Pas une critique, pas une protestation.
Queue (ter)
Vers 16 heures, ayant faim, nous entrons dans une pâtisserie. Une seule vendeuse, qui ne s’occupe pas de nous. Nous attendons sagement devant les gâteaux désirés. Des gens s’accumulent derrière nous. Maintenant quatre ou cinq employées traficotent dans le magasin.
Arrive une Soviétique, bien habillée, col et toque de fourrure, très décidée. Apparemment elle engueule les vendeuses, passe devant tout le monde, achète des biscuits. Personne ne bronche. Nous, si, très fort. Elle a l’air très étonnée.
Un beau poulet
Un matin, j’aperçois dehors ce que j’appelle une « queue ruban » car elle ressemble par sa longueur et son mouvement aux rubans utilisés par les gymnastes féminines. Devant une épicerie en plein froid, une grosse employée, manchettes, tablier, bonnet, le tout blancs, vend des poulets gelés, maigres, tavelés de bleu… miteux!
Ils ne me font pas envie.
J’entre dans le magasin et voit alors des poulets plus gros, pas beaux mais corrects. La queue n’est que d’une dizaine de personnes. Avec ma mentalité de « capitaliste », je pense: je vais le payer plus cher, mais tant pis!
Je me mets derrière la petite queue. Quelqu’un me tape sur l’épaule, me parle en russe et me montre une carte. Je comprends vaguement que je ne peux rien acheter ici, car je n’ai pas la carte que la personne me montre.
Très naturellement, les interprètes nous expliquent ensuite que certains produits (les meilleurs!) ne peuvent être achetés qu’avec la carte du parti communiste.
À l’époque, en France, c’est la cohabitation. J’imagine un même magasin français vendant de beaux poulets sur présentation de la carte du RPR et des poulets aux hormones au reste de la population… Chirac est renversé immédiatement !!!
Queue (encore!)
Les Français se déplacent en ville en groupe. Avec la barrière de la langue, toutes activités intellectuelles, culturelles, même le cinéma, sont exclus.
Alors, nous traînons dans les magasins, examinant la moindre nouveauté sous toutes les coutures. Pour cela, nous sommes donc alignés, quatre, cinq ou six le long du comptoir… et aussitôt quelques Soviétiques se mettent derrière nous !…si des fois quelque chose de valable se présentait !
Queues pour le plaisir
Je finis par me demander si les habitants ne font pas la queue par sport, par plaisir, pour bavarder avec des gens!
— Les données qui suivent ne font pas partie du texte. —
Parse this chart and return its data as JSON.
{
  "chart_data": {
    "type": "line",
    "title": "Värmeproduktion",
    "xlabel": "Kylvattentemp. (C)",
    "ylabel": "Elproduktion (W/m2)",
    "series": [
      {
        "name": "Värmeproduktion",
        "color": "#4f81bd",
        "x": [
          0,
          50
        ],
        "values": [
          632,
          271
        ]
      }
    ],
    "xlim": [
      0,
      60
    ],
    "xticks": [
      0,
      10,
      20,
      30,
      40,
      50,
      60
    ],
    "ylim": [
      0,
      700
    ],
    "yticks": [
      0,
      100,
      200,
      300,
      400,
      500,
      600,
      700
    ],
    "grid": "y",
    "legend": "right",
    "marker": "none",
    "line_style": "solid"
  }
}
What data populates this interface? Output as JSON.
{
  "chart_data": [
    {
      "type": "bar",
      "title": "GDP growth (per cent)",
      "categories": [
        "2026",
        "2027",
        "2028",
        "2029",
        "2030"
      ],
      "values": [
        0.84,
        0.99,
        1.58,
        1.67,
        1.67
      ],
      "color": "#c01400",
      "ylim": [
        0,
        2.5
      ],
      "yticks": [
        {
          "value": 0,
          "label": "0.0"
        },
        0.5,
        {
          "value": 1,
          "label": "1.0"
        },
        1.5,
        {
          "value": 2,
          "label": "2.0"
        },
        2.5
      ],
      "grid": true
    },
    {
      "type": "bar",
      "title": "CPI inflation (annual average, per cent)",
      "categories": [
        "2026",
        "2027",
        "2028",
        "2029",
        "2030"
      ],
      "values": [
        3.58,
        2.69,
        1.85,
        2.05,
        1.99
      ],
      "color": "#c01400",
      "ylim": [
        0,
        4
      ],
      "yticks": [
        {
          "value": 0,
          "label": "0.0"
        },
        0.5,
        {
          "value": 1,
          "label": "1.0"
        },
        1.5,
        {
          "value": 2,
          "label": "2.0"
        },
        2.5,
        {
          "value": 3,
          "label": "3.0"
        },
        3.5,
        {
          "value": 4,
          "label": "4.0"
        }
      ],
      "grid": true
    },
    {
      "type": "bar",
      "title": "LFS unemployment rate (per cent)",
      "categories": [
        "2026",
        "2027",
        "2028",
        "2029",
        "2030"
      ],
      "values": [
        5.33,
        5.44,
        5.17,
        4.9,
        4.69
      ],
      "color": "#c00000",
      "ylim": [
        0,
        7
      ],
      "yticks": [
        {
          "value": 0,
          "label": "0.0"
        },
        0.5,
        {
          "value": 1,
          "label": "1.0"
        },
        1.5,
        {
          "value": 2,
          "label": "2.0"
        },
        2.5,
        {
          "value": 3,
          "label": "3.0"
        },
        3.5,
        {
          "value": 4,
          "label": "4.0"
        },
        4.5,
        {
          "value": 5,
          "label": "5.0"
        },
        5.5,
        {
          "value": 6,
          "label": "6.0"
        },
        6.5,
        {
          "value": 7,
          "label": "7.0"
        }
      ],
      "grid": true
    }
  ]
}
Je comprends qu’on attende pour obtenir des concombres 10 kopecks de moins; or ce matin, une trentaine de personnes attendent pour acheter des œillets ! Bien sûr, en France, j’ai déjà patienté pour avoir du pain le dimanche ou pour des places de cinéma; il y a du monde mais le débit est rapide, alors qu’à Oufa les employées sont lentes et les acheteurs méfiants, ce qui n’accélère pas la vente.
Hier au moins vingt-cinq femmes attendaient debout pour se faire shampooiner par seulement deux coiffeuses, et il était déjà 16h… à quelle heure sont-elles sorties! Or le lendemain, les salons de coiffure sont ouverts et vides
… ?
Inutile de faire un long commentaire sur ces queues, les soviétiques ne sont pas prêts d’en voir le bout.